4. You'll manage to live off your benefits

An estimated 25% of seniors 65 and over rely on Social Security as their only source of retirement income, and those are the people who risk running out of money later in life. Contrary to what you may have been led to believe, Social Security does not provide enough income to sustain the average retiree. In a best-case scenario, it'll replace about 40% of your previous earnings, but since most seniors need double that amount or more to cover their living costs, depending those benefits without independent savings is essentially a recipe for disaster.

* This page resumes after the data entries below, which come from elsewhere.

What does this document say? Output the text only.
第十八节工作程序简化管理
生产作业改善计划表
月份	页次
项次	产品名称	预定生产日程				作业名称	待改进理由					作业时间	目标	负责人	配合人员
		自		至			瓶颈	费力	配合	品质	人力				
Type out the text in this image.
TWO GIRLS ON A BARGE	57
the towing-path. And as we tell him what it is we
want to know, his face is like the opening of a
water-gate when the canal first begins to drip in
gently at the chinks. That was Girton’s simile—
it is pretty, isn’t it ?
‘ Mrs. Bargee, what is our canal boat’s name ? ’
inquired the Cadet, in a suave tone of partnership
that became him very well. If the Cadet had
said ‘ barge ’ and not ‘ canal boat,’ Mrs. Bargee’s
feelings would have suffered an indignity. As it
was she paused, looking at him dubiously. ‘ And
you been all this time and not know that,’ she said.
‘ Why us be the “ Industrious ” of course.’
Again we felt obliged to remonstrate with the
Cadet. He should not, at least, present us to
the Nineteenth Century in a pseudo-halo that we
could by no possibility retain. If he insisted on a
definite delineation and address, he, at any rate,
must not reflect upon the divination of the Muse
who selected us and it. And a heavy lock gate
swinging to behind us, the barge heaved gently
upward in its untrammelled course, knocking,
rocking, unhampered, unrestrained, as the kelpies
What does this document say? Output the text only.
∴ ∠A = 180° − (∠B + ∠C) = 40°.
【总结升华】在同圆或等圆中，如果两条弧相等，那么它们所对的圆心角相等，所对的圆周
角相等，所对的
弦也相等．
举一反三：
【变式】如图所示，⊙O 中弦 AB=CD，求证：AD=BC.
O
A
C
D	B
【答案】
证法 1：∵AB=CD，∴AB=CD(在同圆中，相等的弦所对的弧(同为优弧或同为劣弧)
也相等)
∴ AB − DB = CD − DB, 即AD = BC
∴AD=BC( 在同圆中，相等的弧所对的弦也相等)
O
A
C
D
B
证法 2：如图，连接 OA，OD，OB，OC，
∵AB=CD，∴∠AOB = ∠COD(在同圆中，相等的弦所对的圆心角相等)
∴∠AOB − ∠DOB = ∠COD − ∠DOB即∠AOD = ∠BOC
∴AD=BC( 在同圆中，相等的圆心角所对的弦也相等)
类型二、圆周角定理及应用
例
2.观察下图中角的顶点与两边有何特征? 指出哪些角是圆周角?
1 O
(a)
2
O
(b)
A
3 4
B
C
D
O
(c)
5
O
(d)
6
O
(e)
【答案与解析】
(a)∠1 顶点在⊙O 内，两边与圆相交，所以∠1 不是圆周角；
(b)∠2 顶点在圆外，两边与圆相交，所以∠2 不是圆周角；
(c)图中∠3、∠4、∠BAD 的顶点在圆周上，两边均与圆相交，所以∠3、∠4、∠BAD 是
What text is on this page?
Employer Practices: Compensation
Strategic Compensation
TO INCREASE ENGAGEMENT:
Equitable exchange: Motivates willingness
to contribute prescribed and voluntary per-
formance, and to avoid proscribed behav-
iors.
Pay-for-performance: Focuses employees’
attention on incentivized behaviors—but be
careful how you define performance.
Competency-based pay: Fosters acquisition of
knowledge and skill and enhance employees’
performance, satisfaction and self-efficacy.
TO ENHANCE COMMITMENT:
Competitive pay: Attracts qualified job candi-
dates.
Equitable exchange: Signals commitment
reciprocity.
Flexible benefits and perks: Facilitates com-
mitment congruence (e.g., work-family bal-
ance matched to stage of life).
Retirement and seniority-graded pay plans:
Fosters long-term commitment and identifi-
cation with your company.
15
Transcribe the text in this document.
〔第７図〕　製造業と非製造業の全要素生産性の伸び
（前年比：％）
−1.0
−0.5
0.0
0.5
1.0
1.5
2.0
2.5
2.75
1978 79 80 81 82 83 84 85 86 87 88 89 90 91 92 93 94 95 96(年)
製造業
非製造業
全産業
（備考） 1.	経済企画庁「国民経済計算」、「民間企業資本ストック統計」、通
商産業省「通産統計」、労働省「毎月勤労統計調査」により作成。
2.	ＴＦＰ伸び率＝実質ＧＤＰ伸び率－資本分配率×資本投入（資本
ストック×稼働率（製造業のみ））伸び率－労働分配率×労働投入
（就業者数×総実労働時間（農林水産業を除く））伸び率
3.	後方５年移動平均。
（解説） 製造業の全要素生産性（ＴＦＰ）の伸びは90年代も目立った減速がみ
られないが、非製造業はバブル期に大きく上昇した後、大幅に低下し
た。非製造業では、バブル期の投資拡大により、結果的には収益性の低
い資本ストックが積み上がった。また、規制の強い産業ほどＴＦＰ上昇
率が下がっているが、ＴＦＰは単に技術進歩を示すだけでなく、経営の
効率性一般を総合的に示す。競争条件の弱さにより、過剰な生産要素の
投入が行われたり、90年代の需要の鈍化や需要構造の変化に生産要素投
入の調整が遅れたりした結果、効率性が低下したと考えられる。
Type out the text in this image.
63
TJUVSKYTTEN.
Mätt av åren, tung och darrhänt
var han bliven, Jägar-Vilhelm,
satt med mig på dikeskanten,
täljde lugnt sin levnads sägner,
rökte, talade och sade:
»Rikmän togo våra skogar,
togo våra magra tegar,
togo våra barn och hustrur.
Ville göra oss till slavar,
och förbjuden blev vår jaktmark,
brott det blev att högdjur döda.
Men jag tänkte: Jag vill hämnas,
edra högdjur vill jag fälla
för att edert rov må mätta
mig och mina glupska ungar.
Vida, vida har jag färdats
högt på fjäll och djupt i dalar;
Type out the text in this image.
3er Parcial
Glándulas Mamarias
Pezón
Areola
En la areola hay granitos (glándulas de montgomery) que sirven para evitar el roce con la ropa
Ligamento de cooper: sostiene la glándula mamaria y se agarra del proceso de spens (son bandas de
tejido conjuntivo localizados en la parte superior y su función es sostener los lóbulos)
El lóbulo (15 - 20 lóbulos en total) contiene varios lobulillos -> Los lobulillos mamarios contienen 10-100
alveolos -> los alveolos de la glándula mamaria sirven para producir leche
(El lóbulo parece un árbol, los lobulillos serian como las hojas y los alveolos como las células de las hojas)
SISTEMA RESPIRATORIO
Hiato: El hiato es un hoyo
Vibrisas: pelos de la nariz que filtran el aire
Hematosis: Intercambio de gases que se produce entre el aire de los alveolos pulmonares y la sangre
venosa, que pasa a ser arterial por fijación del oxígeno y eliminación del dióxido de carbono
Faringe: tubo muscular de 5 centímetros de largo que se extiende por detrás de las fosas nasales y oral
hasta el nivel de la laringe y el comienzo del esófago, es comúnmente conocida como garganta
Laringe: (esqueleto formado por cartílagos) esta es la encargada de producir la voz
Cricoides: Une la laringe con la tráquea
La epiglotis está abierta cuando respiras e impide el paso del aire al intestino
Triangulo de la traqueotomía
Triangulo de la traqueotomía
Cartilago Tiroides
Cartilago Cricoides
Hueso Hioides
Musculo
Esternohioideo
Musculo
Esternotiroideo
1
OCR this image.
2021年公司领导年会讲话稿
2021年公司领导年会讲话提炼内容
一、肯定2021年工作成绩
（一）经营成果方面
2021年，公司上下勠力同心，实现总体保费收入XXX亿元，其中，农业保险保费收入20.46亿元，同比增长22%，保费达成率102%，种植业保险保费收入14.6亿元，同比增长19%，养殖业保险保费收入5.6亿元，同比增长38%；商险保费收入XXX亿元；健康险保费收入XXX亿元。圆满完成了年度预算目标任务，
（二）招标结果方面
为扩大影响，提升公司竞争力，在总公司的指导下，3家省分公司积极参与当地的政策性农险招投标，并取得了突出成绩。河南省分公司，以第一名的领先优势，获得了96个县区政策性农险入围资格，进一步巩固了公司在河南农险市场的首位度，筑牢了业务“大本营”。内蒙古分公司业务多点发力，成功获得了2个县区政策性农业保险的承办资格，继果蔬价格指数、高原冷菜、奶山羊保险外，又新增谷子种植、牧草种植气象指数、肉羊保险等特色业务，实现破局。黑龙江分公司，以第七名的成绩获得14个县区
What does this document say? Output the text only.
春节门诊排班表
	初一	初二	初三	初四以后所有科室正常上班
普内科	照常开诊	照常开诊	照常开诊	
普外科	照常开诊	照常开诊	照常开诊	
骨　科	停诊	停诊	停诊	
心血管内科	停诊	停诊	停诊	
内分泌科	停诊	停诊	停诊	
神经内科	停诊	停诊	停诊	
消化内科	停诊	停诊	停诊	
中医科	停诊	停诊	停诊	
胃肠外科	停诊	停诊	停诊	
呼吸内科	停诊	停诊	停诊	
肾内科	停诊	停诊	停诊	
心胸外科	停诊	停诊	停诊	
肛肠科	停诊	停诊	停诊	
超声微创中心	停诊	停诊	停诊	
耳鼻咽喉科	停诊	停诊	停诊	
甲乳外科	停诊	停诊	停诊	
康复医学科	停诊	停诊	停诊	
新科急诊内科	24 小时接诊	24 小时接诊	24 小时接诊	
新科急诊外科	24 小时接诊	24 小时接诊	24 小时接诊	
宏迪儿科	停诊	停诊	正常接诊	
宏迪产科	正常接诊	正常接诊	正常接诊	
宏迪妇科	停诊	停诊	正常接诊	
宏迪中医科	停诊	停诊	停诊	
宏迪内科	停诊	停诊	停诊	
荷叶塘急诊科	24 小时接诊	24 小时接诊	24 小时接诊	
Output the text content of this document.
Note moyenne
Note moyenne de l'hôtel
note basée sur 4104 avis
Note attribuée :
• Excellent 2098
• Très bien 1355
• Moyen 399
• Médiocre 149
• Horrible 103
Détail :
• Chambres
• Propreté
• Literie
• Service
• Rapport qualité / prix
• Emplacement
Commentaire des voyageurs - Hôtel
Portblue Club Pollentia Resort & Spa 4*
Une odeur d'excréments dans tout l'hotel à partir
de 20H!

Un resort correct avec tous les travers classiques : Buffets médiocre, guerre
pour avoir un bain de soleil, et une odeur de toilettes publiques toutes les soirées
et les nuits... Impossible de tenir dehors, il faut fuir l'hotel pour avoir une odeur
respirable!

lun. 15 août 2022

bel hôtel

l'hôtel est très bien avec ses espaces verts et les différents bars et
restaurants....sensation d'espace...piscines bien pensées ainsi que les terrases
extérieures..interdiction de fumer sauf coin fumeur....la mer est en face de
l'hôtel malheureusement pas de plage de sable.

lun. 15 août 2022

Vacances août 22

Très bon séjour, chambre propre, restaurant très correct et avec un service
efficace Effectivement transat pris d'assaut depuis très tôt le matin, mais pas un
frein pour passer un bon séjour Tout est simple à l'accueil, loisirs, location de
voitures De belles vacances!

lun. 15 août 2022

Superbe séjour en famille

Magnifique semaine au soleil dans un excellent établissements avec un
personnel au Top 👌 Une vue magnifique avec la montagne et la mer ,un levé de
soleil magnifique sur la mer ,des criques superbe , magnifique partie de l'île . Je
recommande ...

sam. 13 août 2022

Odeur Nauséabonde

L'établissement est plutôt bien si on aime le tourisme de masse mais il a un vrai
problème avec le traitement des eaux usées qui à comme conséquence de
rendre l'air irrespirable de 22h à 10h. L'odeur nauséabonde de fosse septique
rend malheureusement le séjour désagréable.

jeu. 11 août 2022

That's why you'll need to fund an IRA or 401(k) during your working years, and use your Social Security benefits to supplement your existing income. If you're under 50, you can currently contribute up to $5,500 a year to an IRA and $18,000 to a 401(k). If you're 50 or older, these limits increase to $6,500 and $24,000, respectively. Of course, most folks can't max out year after year, but you should aim to set aside at least 10% of your earnings each year for as long as you can. Otherwise, you're almost guaranteed to be short on cash during retirement unless you happen to have another source of income, like money from an inheritance or earnings from a part-time job.

No matter your age or how close you are to retirement, it pays to read up on how Social Security works. The more you know, the more you'll maximize your benefits and buy yourself some financial security in the process.